Sasser was awarded the Medal of Honor by President Richard M. Nixon in a joint ceremony along with two other Medal of Honor recipients: Joe Hooper and Fred Zabitosky.

Official citation:

For conspicuous gallantry and intrepidity in action at the risk of his life above and beyond the call of duty. Specialist 5th Class Sasser distinguished himself while assigned to Headquarters and Headquarters Company, 3d Battalion. He was serving as a medical aidman with Company A, 3rd Battalion, on a reconnaissance in force operation. His company was making an air assault when suddenly it was taken under heavy small arms, recoilless rifle, machinegun and rocket fire from well fortified enemy positions on three sides of the landing zone. During the first few minutes, over 30 casualties were sustained.

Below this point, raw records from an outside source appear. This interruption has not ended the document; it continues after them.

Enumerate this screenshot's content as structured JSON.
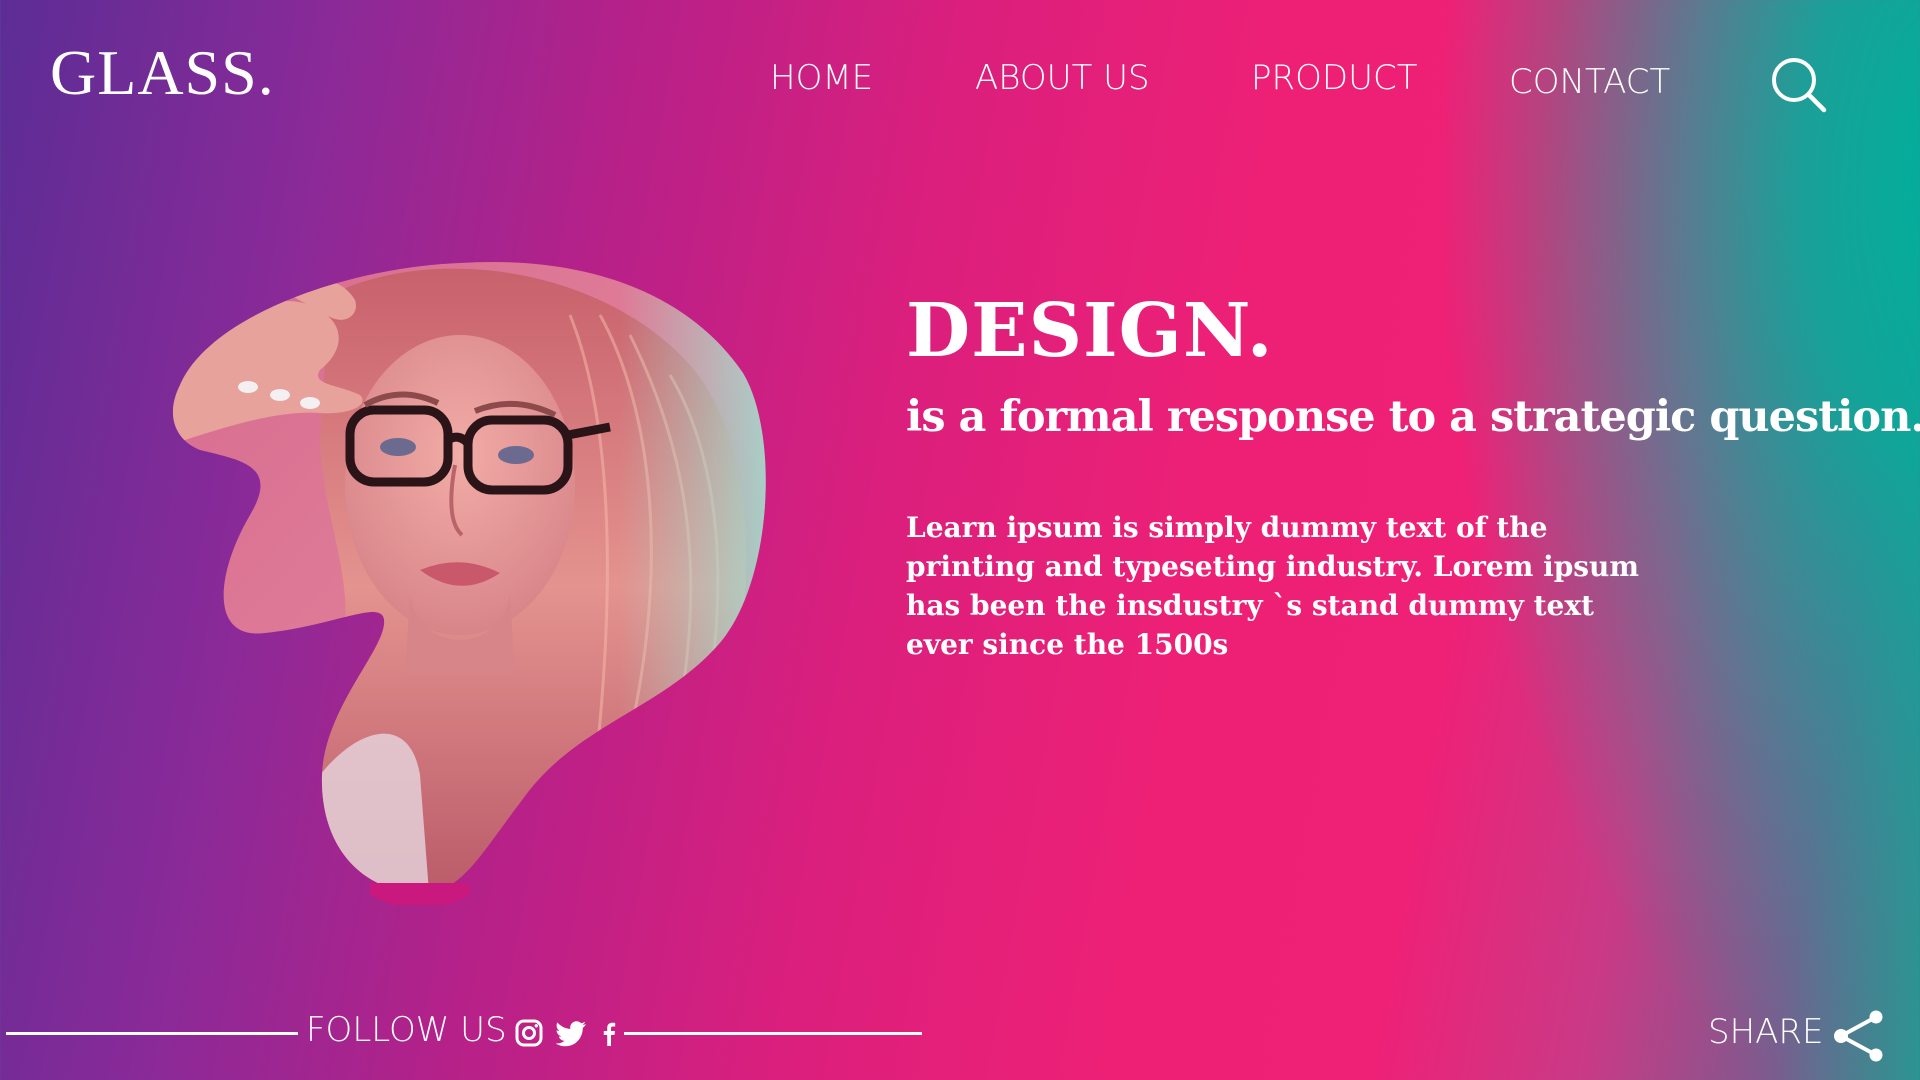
{
  "brand": {
    "logo_text": "GLASS."
  },
  "nav": {
    "items": [
      {
        "label": "HOME"
      },
      {
        "label": "ABOUT US"
      },
      {
        "label": "PRODUCT"
      },
      {
        "label": "CONTACT"
      }
    ],
    "search_icon": "search-icon"
  },
  "hero": {
    "image_subject": "woman with long blonde hair adjusting black-framed glasses",
    "headline": "DESIGN.",
    "subheadline": "is a formal response to a strategic question.",
    "body_lines": [
      "Learn ipsum is simply dummy text of the",
      "printing and typeseting industry. Lorem ipsum",
      "has been the insdustry `s stand dummy text",
      "ever since the 1500s"
    ]
  },
  "footer": {
    "follow_label": "FOLLOW US",
    "social_icons": [
      "instagram-icon",
      "twitter-icon",
      "facebook-icon"
    ],
    "share_label": "SHARE",
    "share_icon": "share-icon"
  },
  "colors": {
    "purple": "#5c2d95",
    "magenta": "#ee2076",
    "teal": "#00b09b",
    "text": "#ffffff"
  }
}
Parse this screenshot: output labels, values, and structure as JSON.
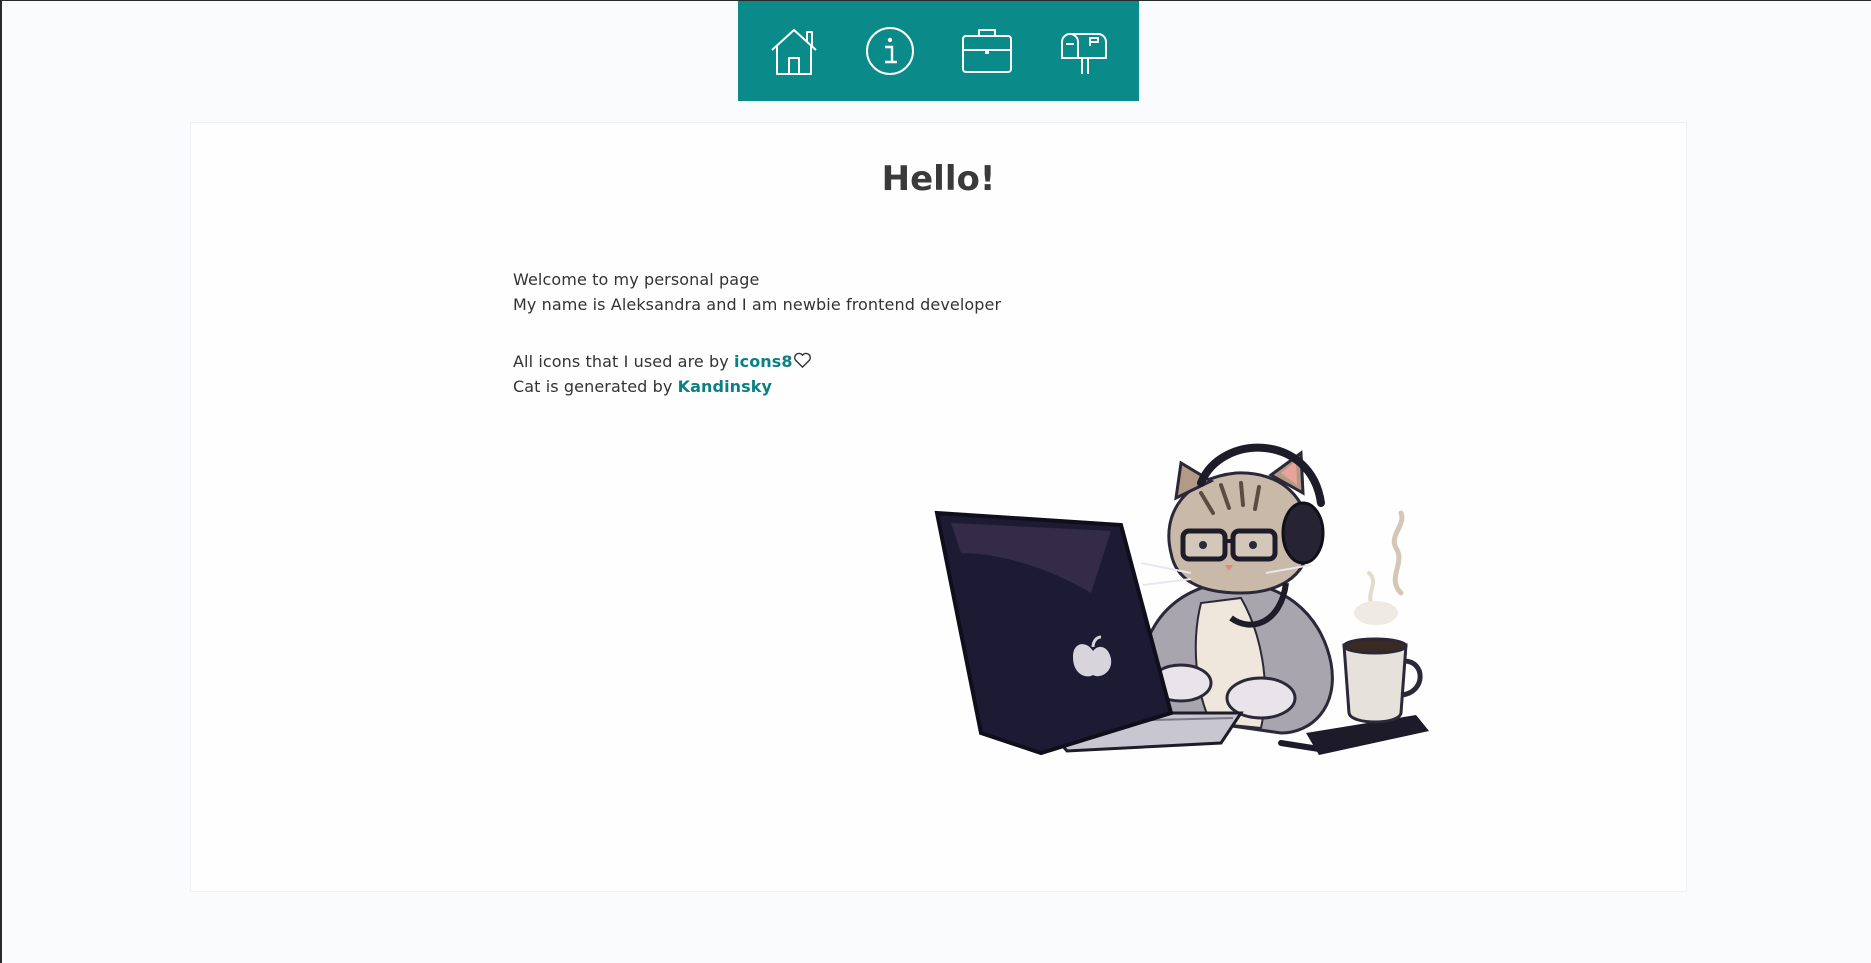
{
  "nav": {
    "items": [
      {
        "icon": "home-icon",
        "label": "Home"
      },
      {
        "icon": "info-icon",
        "label": "About"
      },
      {
        "icon": "briefcase-icon",
        "label": "Portfolio"
      },
      {
        "icon": "mailbox-icon",
        "label": "Contact"
      }
    ],
    "background": "#0b8a8a"
  },
  "main": {
    "title": "Hello!",
    "intro_line1": "Welcome to my personal page",
    "intro_line2": "My name is Aleksandra and I am newbie frontend developer",
    "credits_icons_prefix": "All icons that I used are by ",
    "credits_icons_link": "icons8",
    "credits_cat_prefix": "Cat is generated by ",
    "credits_cat_link": "Kandinsky"
  },
  "colors": {
    "accent": "#0b8a8a",
    "link": "#0b7f86",
    "text": "#333333"
  }
}
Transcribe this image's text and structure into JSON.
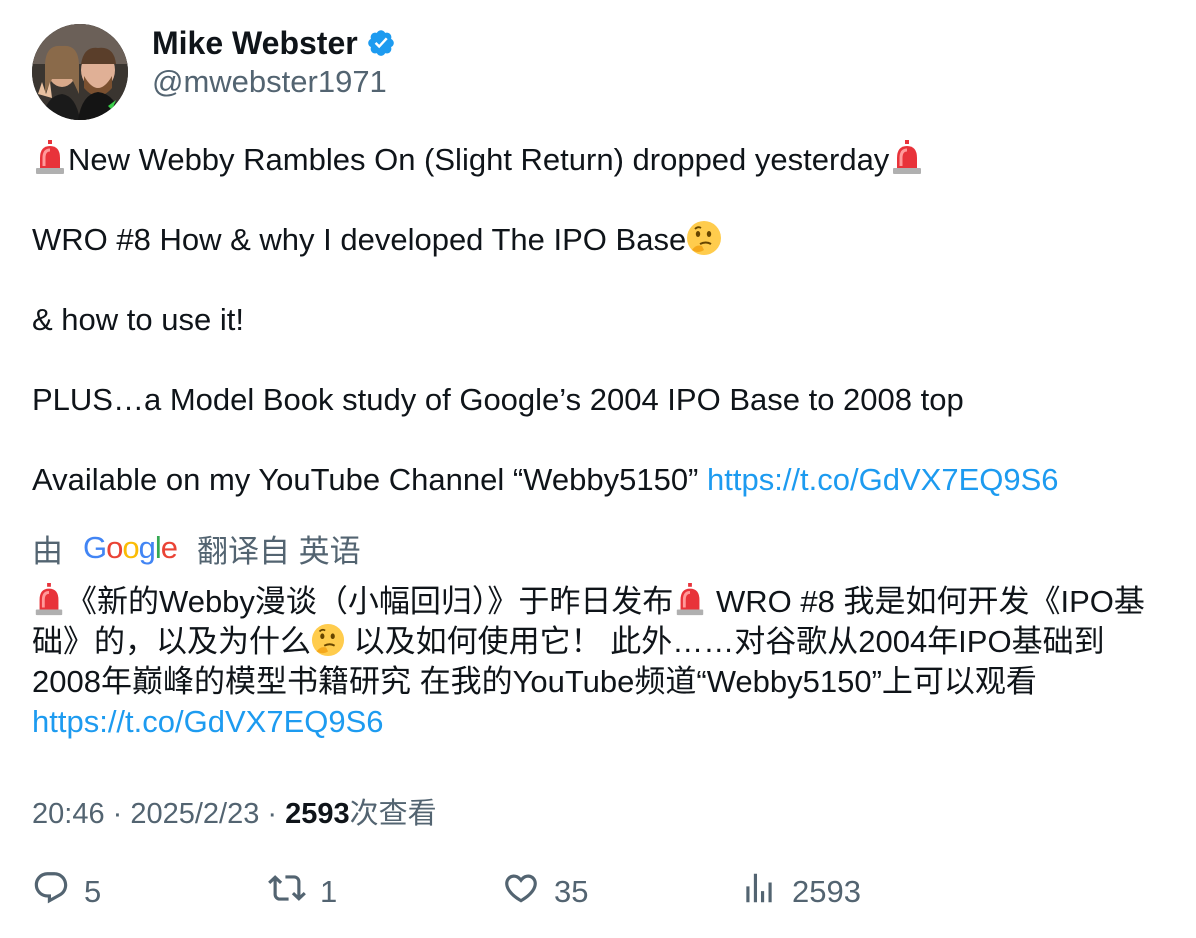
{
  "author": {
    "display_name": "Mike Webster",
    "handle": "@mwebster1971",
    "verified_icon": "verified-badge-icon",
    "avatar_icon": "avatar-photo"
  },
  "tweet": {
    "line1_text": "New Webby Rambles On (Slight Return) dropped yesterday",
    "line2_text": "WRO #8 How & why I developed The IPO Base",
    "line3_text": "& how to use it!",
    "line4_text": "PLUS…a Model Book study of Google’s 2004 IPO Base to 2008 top",
    "line5_text": "Available on my YouTube Channel “Webby5150” ",
    "link": "https://t.co/GdVX7EQ9S6",
    "emojis": [
      "rotating-light-emoji",
      "thinking-face-emoji"
    ]
  },
  "translation": {
    "prefix": "由",
    "provider": "Google",
    "suffix": "翻译自 英语",
    "part1": "《新的Webby漫谈（小幅回归）》于昨日发布",
    "part2": " WRO #8 我是如何开发《IPO基础》的，以及为什么",
    "part3": " 以及如何使用它！ 此外……对谷歌从2004年IPO基础到2008年巅峰的模型书籍研究 在我的YouTube频道“Webby5150”上可以观看 ",
    "link": "https://t.co/GdVX7EQ9S6"
  },
  "meta": {
    "time": "20:46",
    "separator": " · ",
    "date": "2025/2/23",
    "views_count": "2593",
    "views_label": "次查看"
  },
  "actions": {
    "replies": "5",
    "retweets": "1",
    "likes": "35",
    "views": "2593"
  },
  "colors": {
    "text": "#0f1419",
    "secondary": "#536471",
    "link": "#1d9bf0",
    "verified": "#1d9bf0"
  }
}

Without hesitation, Specialist 5th Class Sasser ran across an open rice paddy through a hail of fire to assist the wounded. After helping one man to safety, he was painfully wounded in the left shoulder by fragments of an exploding rocket. Refusing medical attention, he ran through a barrage of rocket and automatic weapons fire to aid casualties of the initial attack and, after giving them urgently needed treatment, continued to search for other wounded. Despite two additional wounds immobilizing his legs, he dragged himself through the mud toward another soldier 100 meters away. Although in agonizing pain and faint from loss of blood, Specialist 5th Class Sasser reached the man, treated him, and proceeded on to encourage another group of soldiers to crawl 200 meters to relative safety. There he attended their wounds for five hours until they were evacuated. Specialist 5th Class Sasser's extraordinary heroism is in keeping with the highest traditions of the military service and reflects great credit upon himself, his unit, and the U.S. Army.